Invest and Trade Profitably with Jon Johnson

How many active positions at one time should I have?

August 30, 2000

That is a hard question to answer because there are many variables, the most important being do you have time to track and monitor what is going on. One of the problems less experienced and experienced investors alike have is too many outstanding investments that cannot be monitored properly: where should you sell, where put the trailing stop loss, what is the target, etc. With more experience comes the ability to look at things a bit less emotionally and just enforce your buy points, target points and stop points. You can handle more plays at that point.

One problem when the market is trending well one way or the other is the number of good-looking investments. You see them setting up and want to take advantage of each of them. While you can divide your money up and do that you have the problem of monitoring too many plays. If something happens in the market that changes the field a bit, you may not make the correct decisions to cut and run or you may not see it because you are stretched thin looking at the particulars of your own stocks. You need to do that, but you have to look at the overall market as well. I know. I have been there with a lot of option positions on many different stocks and indexes all at once. It gets hairy keeping up with them, and then emotion can start creeping back in. The market changed but I was focused on past patterns and not looking at the changing winds. I lost big time. Lesson learned.

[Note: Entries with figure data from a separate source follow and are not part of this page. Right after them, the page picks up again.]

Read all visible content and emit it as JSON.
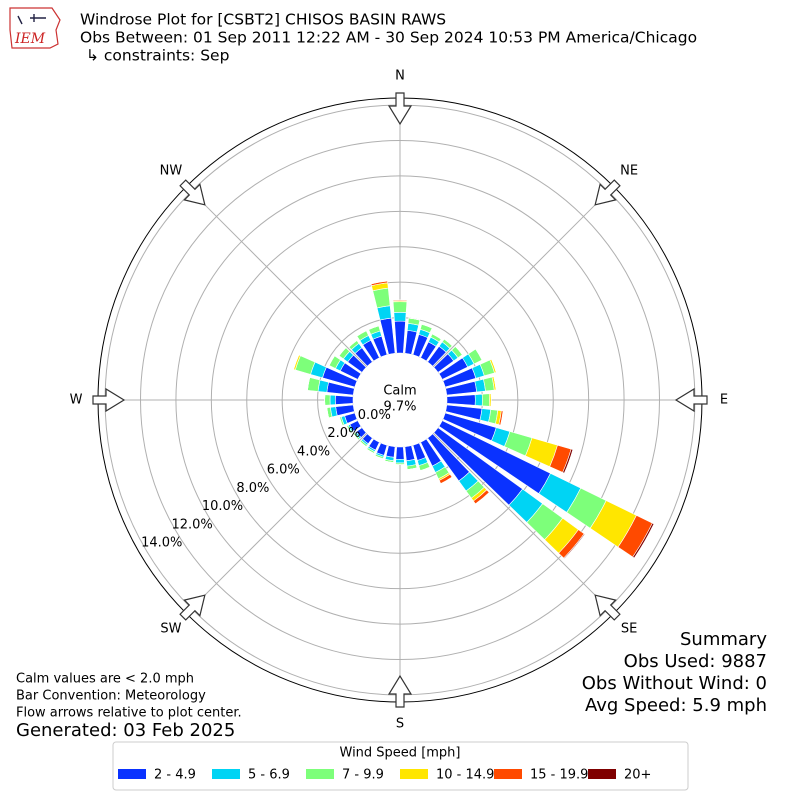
{
  "chart_data": {
    "type": "windrose",
    "title": "Windrose Plot for [CSBT2] CHISOS BASIN RAWS",
    "subtitle": "Obs Between: 01 Sep 2011 12:22 AM - 30 Sep 2024 10:53 PM America/Chicago",
    "constraints": "↳ constraints: Sep",
    "logo": "IEM",
    "x": [
      0,
      10,
      20,
      30,
      40,
      50,
      60,
      70,
      80,
      90,
      100,
      110,
      120,
      130,
      140,
      150,
      160,
      170,
      180,
      190,
      200,
      210,
      220,
      230,
      240,
      250,
      260,
      270,
      280,
      290,
      300,
      310,
      320,
      330,
      340,
      350
    ],
    "compass": [
      {
        "value": 0,
        "label": "N"
      },
      {
        "value": 45,
        "label": "NE"
      },
      {
        "value": 90,
        "label": "E"
      },
      {
        "value": 135,
        "label": "SE"
      },
      {
        "value": 180,
        "label": "S"
      },
      {
        "value": 225,
        "label": "SW"
      },
      {
        "value": 270,
        "label": "W"
      },
      {
        "value": 315,
        "label": "NW"
      }
    ],
    "ylim": [
      0,
      14.4
    ],
    "yticks": [
      {
        "value": 0,
        "label": "0.0%"
      },
      {
        "value": 2,
        "label": "2.0%"
      },
      {
        "value": 4,
        "label": "4.0%"
      },
      {
        "value": 6,
        "label": "6.0%"
      },
      {
        "value": 8,
        "label": "8.0%"
      },
      {
        "value": 10,
        "label": "10.0%"
      },
      {
        "value": 12,
        "label": "12.0%"
      },
      {
        "value": 14,
        "label": "14.0%"
      }
    ],
    "grid": true,
    "calm_label": "Calm",
    "calm": 9.7,
    "calm_value_label": "9.7%",
    "legend_title": "Wind Speed [mph]",
    "series": [
      {
        "name": "2 - 4.9",
        "color": "#0a32ff",
        "values": [
          1.8,
          1.3,
          1.2,
          1.0,
          1.1,
          1.1,
          1.6,
          1.8,
          1.7,
          1.6,
          2.0,
          3.0,
          6.8,
          5.9,
          3.0,
          1.5,
          0.9,
          0.8,
          0.7,
          0.6,
          0.6,
          0.5,
          0.4,
          0.4,
          0.5,
          0.6,
          1.0,
          1.0,
          1.5,
          1.9,
          1.1,
          1.0,
          1.0,
          1.1,
          1.1,
          2.0
        ]
      },
      {
        "name": "5 - 6.9",
        "color": "#00d4f4",
        "values": [
          0.5,
          0.4,
          0.3,
          0.3,
          0.3,
          0.3,
          0.4,
          0.5,
          0.5,
          0.4,
          0.5,
          0.8,
          1.9,
          1.4,
          0.7,
          0.4,
          0.3,
          0.3,
          0.2,
          0.2,
          0.1,
          0.1,
          0.1,
          0.1,
          0.1,
          0.2,
          0.3,
          0.3,
          0.5,
          0.7,
          0.3,
          0.3,
          0.3,
          0.3,
          0.3,
          0.7
        ]
      },
      {
        "name": "7 - 9.9",
        "color": "#7dff7a",
        "values": [
          0.6,
          0.3,
          0.3,
          0.2,
          0.2,
          0.3,
          0.5,
          0.6,
          0.5,
          0.4,
          0.4,
          1.3,
          1.6,
          1.4,
          0.5,
          0.4,
          0.3,
          0.2,
          0.1,
          0.1,
          0.1,
          0.1,
          0.1,
          0.1,
          0.1,
          0.1,
          0.2,
          0.3,
          0.6,
          0.9,
          0.4,
          0.3,
          0.2,
          0.3,
          0.3,
          1.0
        ]
      },
      {
        "name": "10 - 14.9",
        "color": "#ffe600",
        "values": [
          0.05,
          0,
          0,
          0,
          0,
          0,
          0,
          0.1,
          0.1,
          0.1,
          0.2,
          1.5,
          1.9,
          1.1,
          0.2,
          0.1,
          0,
          0,
          0,
          0,
          0,
          0,
          0,
          0,
          0,
          0,
          0,
          0,
          0,
          0.1,
          0,
          0,
          0,
          0,
          0,
          0.3
        ]
      },
      {
        "name": "15 - 19.9",
        "color": "#ff4a00",
        "values": [
          0.05,
          0,
          0,
          0,
          0,
          0,
          0,
          0,
          0,
          0,
          0.1,
          0.8,
          1.0,
          0.4,
          0.2,
          0.2,
          0,
          0,
          0,
          0,
          0,
          0,
          0,
          0,
          0,
          0,
          0,
          0,
          0,
          0,
          0,
          0,
          0,
          0,
          0,
          0.1
        ]
      },
      {
        "name": "20+",
        "color": "#7f0000",
        "values": [
          0,
          0,
          0,
          0,
          0,
          0,
          0,
          0,
          0,
          0,
          0,
          0.1,
          0.1,
          0.05,
          0,
          0,
          0,
          0,
          0,
          0,
          0,
          0,
          0,
          0,
          0,
          0,
          0,
          0,
          0,
          0,
          0,
          0,
          0,
          0,
          0,
          0
        ]
      }
    ],
    "summary": [
      "Summary",
      "Obs Used: 9887",
      "Obs Without Wind: 0",
      "Avg Speed: 5.9 mph"
    ],
    "notes": [
      "Calm values are < 2.0 mph",
      "Bar Convention: Meteorology",
      "Flow arrows relative to plot center."
    ],
    "generated": "Generated: 03 Feb 2025"
  }
}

One consideration is whether you are looking at long term investments or shorter term trades. You can run a number of longer term positions that you will hold for years if they will let you and at the same time have shorter term trades. You monitor the longer term positions to make sure price/volume action is good, the trendline is in tact, etc. You can still get spread too thin even with these however. Also, we like to focus assets in the bigger winners as they continue to prove themselves and give new buy points. That is one way we limit the number of long term positions: sell the laggards and put more into the winners. This goes against the dogma you are hearing from Congress about diversification, but if you hold a ton of stocks you are basically a mutual fund. Mutual funds usually insure mediocrity. “Investment professionals” as we hear from Congress keep no more than 10% in one stock not because of prudence, but because they fear being sued if something goes amiss and they do not cut their losses. I would rather have 50% of my money in ACS when it broke out and made its big run and then sell when it started to climb over its upper channel and then began to fall than have a mutual fund that lost 20% last year or gained 10% for the entire year.

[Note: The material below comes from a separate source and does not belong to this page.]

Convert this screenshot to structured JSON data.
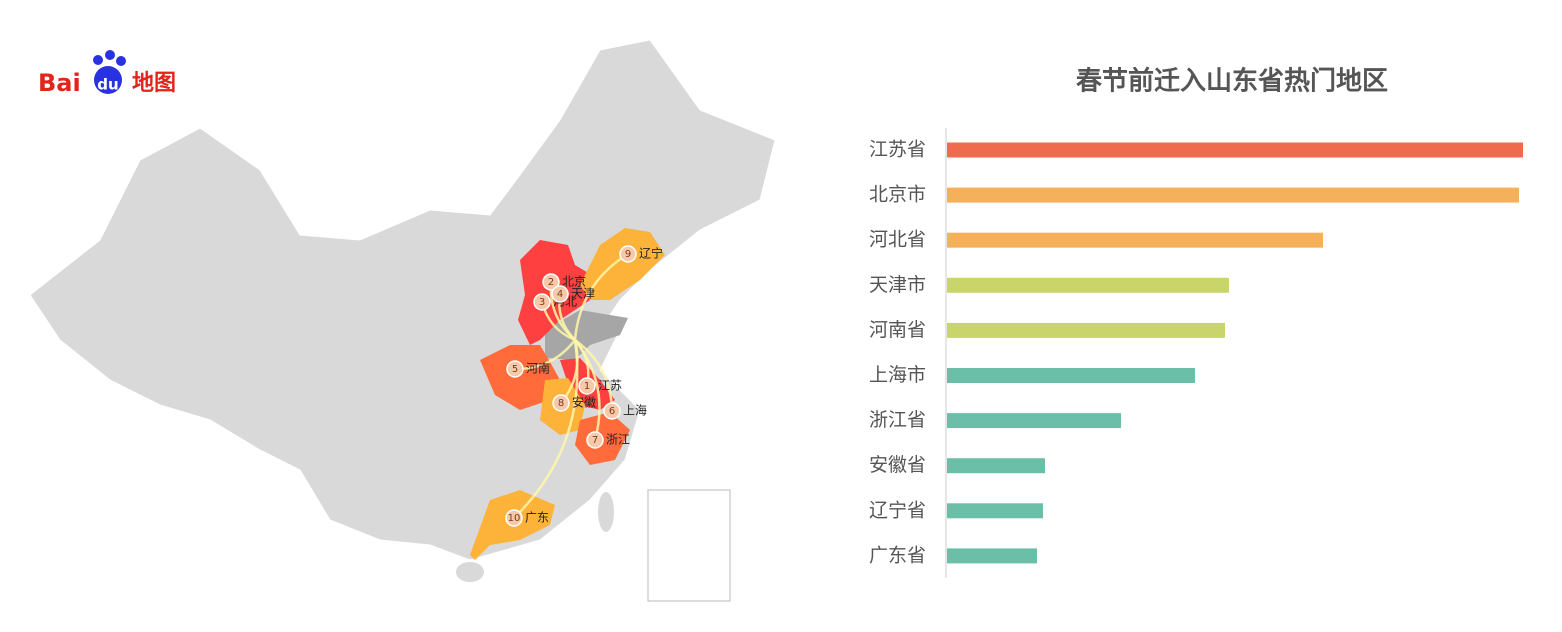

In certain market conditions it is good to get to know a few stocks and trade them consistently. You know them and know the trend and can make money playing the trend over and over. That gets to be a problem, however, when the trend breaks, yet you are emotionally attached to your ‘old favorites.’ There is that emotion coming back in to the picture. Know your stocks well, but don’t get emotionally attached. The stock does not love you; it does not know you. It is a tool to make money. Use it as long as it is doing so. When it starts to falter, jettison it.

With all of that in mind, try not to get too many irons in the fire at once. I run more trades because I have done it a long time. When I developed my system through all of the losses and bruises, I was best with a maximum of about 5 short term (days to weeks) trades. I would pick stocks that were in good patterns and/or in strong trends and play every move. Keeping up with them was easier, and I could watch the whole market. If a trend changed, I would take my money off the table or drop it if I had already done so and was waiting for the next move in the trend.